Passing a budget resolution that kept to the president’s fiscal parameters was seen as a significant achievement for House Majority Leader John Boehner (R-OH), who had dealt with considerable infighting among different factions of the Republican Party over the past few months. “We successfully worked with conservatives, moderates, and appropriators alike to come together as a team and pass a responsible budget that controls spending,” said Boehner.
Unlike the House, the Senate added about $16 billion in spending over the president’s cap in order to pass its budget resolution back in March. Included among the Senate’s additions was a $7 billion amendment that added to the pool of money available for the Departments of Health and Human Services, Education, and Labor.
Over the past few weeks, negotiations on the House budget resolution were stalled as House moderates also held out for a $7 billion addition. To achieve that aim, House Appropriations Committee Chairman Jerry Lewis (R-CA) agreed to shift $4.1 billion in increases for defense and foreign aid to programs funded in the Labor, Health and Human Services, and Education spending bill.
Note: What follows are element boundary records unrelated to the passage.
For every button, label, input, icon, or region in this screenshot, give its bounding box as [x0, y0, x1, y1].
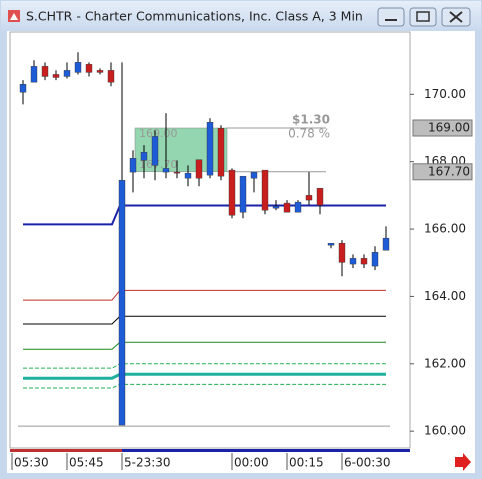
- candle-body: [118, 180, 126, 426]
- x-tick-label: 00:15: [289, 456, 324, 470]
- measure-percent: 0.78 %: [288, 127, 330, 141]
- candle-body: [96, 70, 104, 73]
- price-marker: [412, 163, 473, 181]
- candle-body: [382, 237, 390, 251]
- chart-title: S.CHTR - Charter Communications, Inc. Cl…: [26, 9, 363, 24]
- candle-body: [30, 66, 38, 83]
- candle-body: [360, 258, 368, 265]
- candle-body: [173, 171, 181, 174]
- candle-body: [107, 70, 115, 83]
- candle-body: [338, 242, 346, 263]
- y-tick-label: 166.00: [424, 222, 466, 236]
- y-tick-label: 160.00: [424, 424, 466, 438]
- candle-body: [85, 64, 93, 73]
- price-marker-label: 169.00: [428, 121, 470, 135]
- candle-body: [327, 242, 335, 246]
- candle-body: [349, 258, 357, 265]
- x-tick-label: 05:30: [14, 456, 49, 470]
- candle-body: [63, 70, 71, 77]
- x-tick-label: 05:45: [69, 456, 104, 470]
- candle-body: [294, 201, 302, 213]
- y-tick-label: 164.00: [424, 289, 466, 303]
- candle-body: [184, 172, 192, 179]
- indicator-line: [23, 363, 386, 369]
- app-icon: [8, 10, 20, 22]
- candle-body: [52, 74, 60, 78]
- y-tick-label: 162.00: [424, 356, 466, 370]
- measure-to-label: 169.00: [139, 127, 178, 140]
- candle-body: [151, 136, 159, 166]
- candle-body: [250, 171, 258, 179]
- scroll-arrow[interactable]: [455, 453, 471, 471]
- candle-body: [41, 66, 49, 77]
- indicator-line: [23, 383, 386, 389]
- candle-body: [206, 122, 214, 176]
- candle-body: [283, 202, 291, 213]
- indicator-line: [23, 341, 386, 350]
- candle-body: [272, 205, 280, 209]
- indicator-line: [23, 315, 386, 325]
- candle-body: [217, 128, 225, 177]
- candle-body: [129, 158, 137, 173]
- candle-body: [305, 195, 313, 201]
- indicator-line: [23, 289, 386, 301]
- window-buttons[interactable]: [377, 7, 471, 27]
- price-marker-label: 167.70: [428, 164, 470, 178]
- price-marker: [412, 119, 473, 137]
- candle-body: [19, 84, 27, 93]
- indicator-line: [23, 204, 386, 226]
- candle-body: [316, 188, 324, 206]
- x-tick-label: 6-00:30: [344, 456, 391, 470]
- candle-body: [371, 252, 379, 267]
- plot-border: [9, 31, 411, 449]
- candle-body: [228, 169, 236, 216]
- x-tick-label: 00:00: [234, 456, 269, 470]
- time-bar-prev: [10, 449, 122, 452]
- time-bar: [10, 449, 410, 452]
- x-tick-label: 5-23:30: [124, 456, 171, 470]
- candle-body: [140, 152, 148, 161]
- candle-body: [74, 62, 82, 73]
- measure-from-label: 167.70: [139, 158, 178, 171]
- indicator-line: [23, 372, 386, 380]
- measure-change: $1.30: [292, 113, 330, 127]
- candle-body: [162, 168, 170, 173]
- candle-body: [261, 169, 269, 211]
- candle-body: [239, 175, 247, 213]
- y-tick-label: 170.00: [424, 87, 466, 101]
- candle-body: [195, 159, 203, 179]
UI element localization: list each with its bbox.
In an agreement with the House Republican leadership, moderates received a pledge that the remaining $3 billion would be provided; the deal assumes that at least $1 billion would come from unallocated Iraq reconstruction funds while the other $2 billion would come from unspecified cuts—but not from reductions in spending on Medicaid, Medicare, food stamps, or any other programs designed for the “very people we are trying to help,” according to Representative Michael Castle (R-DE), who led the holdout among moderate Republicans.
Democrats, however, were very skeptical that the promised funding would be in place at the end of the day. “The fact is, [Republican moderates] are now selling out for a promise that if some-time in the deep dark distant future somebody does something to change this budget resolution, then there might be a table scrap or two left for additional education and healthcare,” said Representative David Obey (D-WI), the top Democrat on the House Appropriations Committee. “There is about as much chance of that happening as there is of the Chicago Cubs winning the pennant this year.” (As of May 30, the Chicago Cubs had a record of 19-31 and trailed the St. Louis Cardinals by 13.5 games in the Central Division. The Las Vegas odds of the Cubs winning the pennant are 18 to 1. )
Because of the $16 billion difference between the House and Senate resolutions, the prospects of a compromise on a congressional budget resolution are dim. House Budget Committee Chairman Jim Nussle (R-IA) acknowledged that the delay in passing the House version could pose a problem. “Clearly, at this point in the year, it’s going to be tough to get a conference agreement,” he said. “But if there’s anyone in the Senate who can get it done, it’s [Senate Budget Committee Chairman] Judd Gregg (R-NH).